Why Length Matters More Than You Think
Instagram's algorithm heavily weights completion rate — the percentage of viewers who watch to the end. A 10-second Reel watched fully scores better than a 60-second Reel abandoned at 20 seconds. Shorter videos have structurally higher completion rates, which is why they often outperform longer ones in the algorithm.
Length by Content Type
- 7–10 seconds — Punchy facts, single tips, memes, visual reveals. Highest possible completion rates. Best for trending sounds and quick wins.
- 15–20 seconds — Short tutorials, quotes with voiceover, product reveals, before/after. Sweet spot for most entertainment content.
- 30–45 seconds — Multi-step tutorials, mini-vlogs, story-driven content. Requires a strong hook to maintain watch-through.
- 60–90 seconds — In-depth educational content, interviews, detailed walkthroughs. Only works if every second is genuinely valuable. High drop-off risk.
The Rule of Earned Seconds
Every second of your Reel must earn the next one. Before publishing, watch your Reel and at each 5-second mark ask: "Would someone who doesn't know me keep watching?" If the answer is no, cut the video there.
Loop-Worthy Short Reels
Reels under 10 seconds that loop seamlessly (the end connects to the beginning) benefit from replays. Each replay counts as continued watch time. This is why some 7-second Reels dramatically outperform 60-second ones — viewers replay them multiple times.

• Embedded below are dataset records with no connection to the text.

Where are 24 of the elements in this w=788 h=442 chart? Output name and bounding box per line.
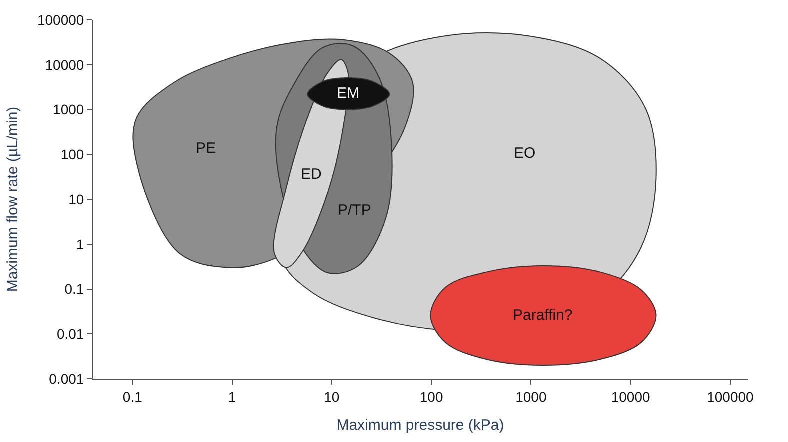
y-tick-label: 0.001 <box>49 370 84 387</box>
x-tick-label: 100 <box>420 388 444 405</box>
y-tick-label: 10 <box>68 191 84 208</box>
series-label: EM <box>337 85 360 102</box>
y-tick-label: 10000 <box>45 56 84 73</box>
y-tick-label: 100000 <box>37 12 84 28</box>
y-tick-label: 1 <box>76 236 84 252</box>
series-label: P/TP <box>338 202 372 219</box>
x-tick-label: 1000 <box>516 388 547 405</box>
y-tick-label: 100 <box>60 146 84 163</box>
y-tick-label: 0.1 <box>64 281 84 298</box>
series-label: EO <box>514 145 536 162</box>
series-label: PE <box>196 140 216 157</box>
x-tick-label: 0.1 <box>122 388 143 405</box>
x-tick-label: 10000 <box>611 388 650 405</box>
series-label: ED <box>301 166 322 183</box>
x-tick-label: 100000 <box>707 388 754 405</box>
y-tick-label: 0.01 <box>56 326 84 342</box>
y-tick-label: 1000 <box>53 102 84 118</box>
x-tick-label: 10 <box>324 388 340 405</box>
y-axis-title: Maximum flow rate (µL/min) <box>4 106 22 292</box>
series-label: Paraffin? <box>513 307 573 324</box>
x-axis-title: Maximum pressure (kPa) <box>336 416 504 434</box>
x-tick-label: 1 <box>228 388 236 405</box>
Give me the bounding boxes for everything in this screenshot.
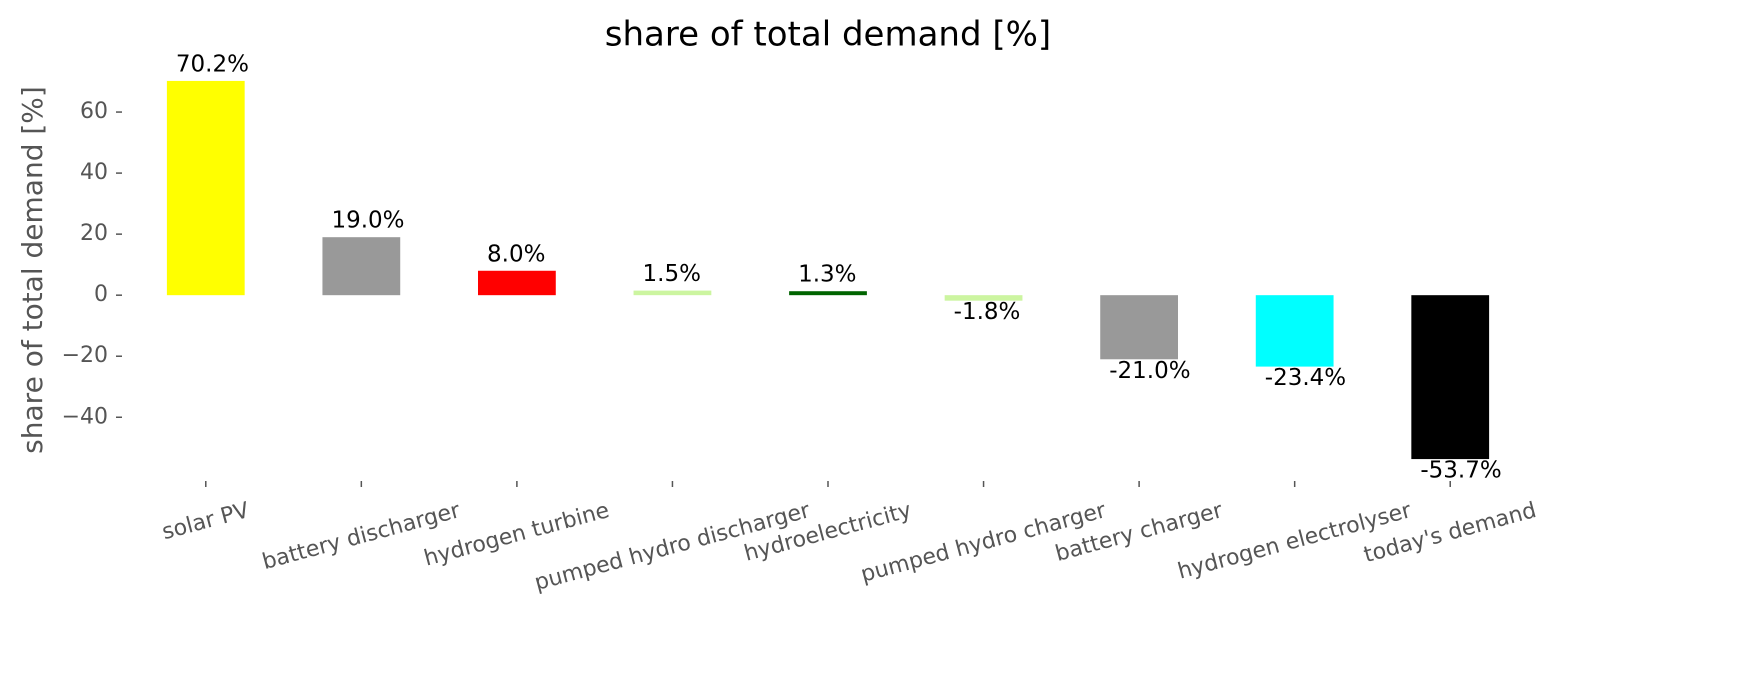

Testing: Start Short, Go Longer When Proven
If you're unsure about length, start shorter. Post a 15-second version first. If it performs well, test a 30-second version with more detail. Let the algorithm feedback tell you what your specific audience prefers.
Conclusion
For most content, target 15–30 seconds. For quick insights and entertainment, aim for 7–15 seconds. For deep educational content with a strong established hook, 45–60 seconds can work. Always prioritize completion rate over comprehensiveness — a short video fully watched beats a long one abandoned.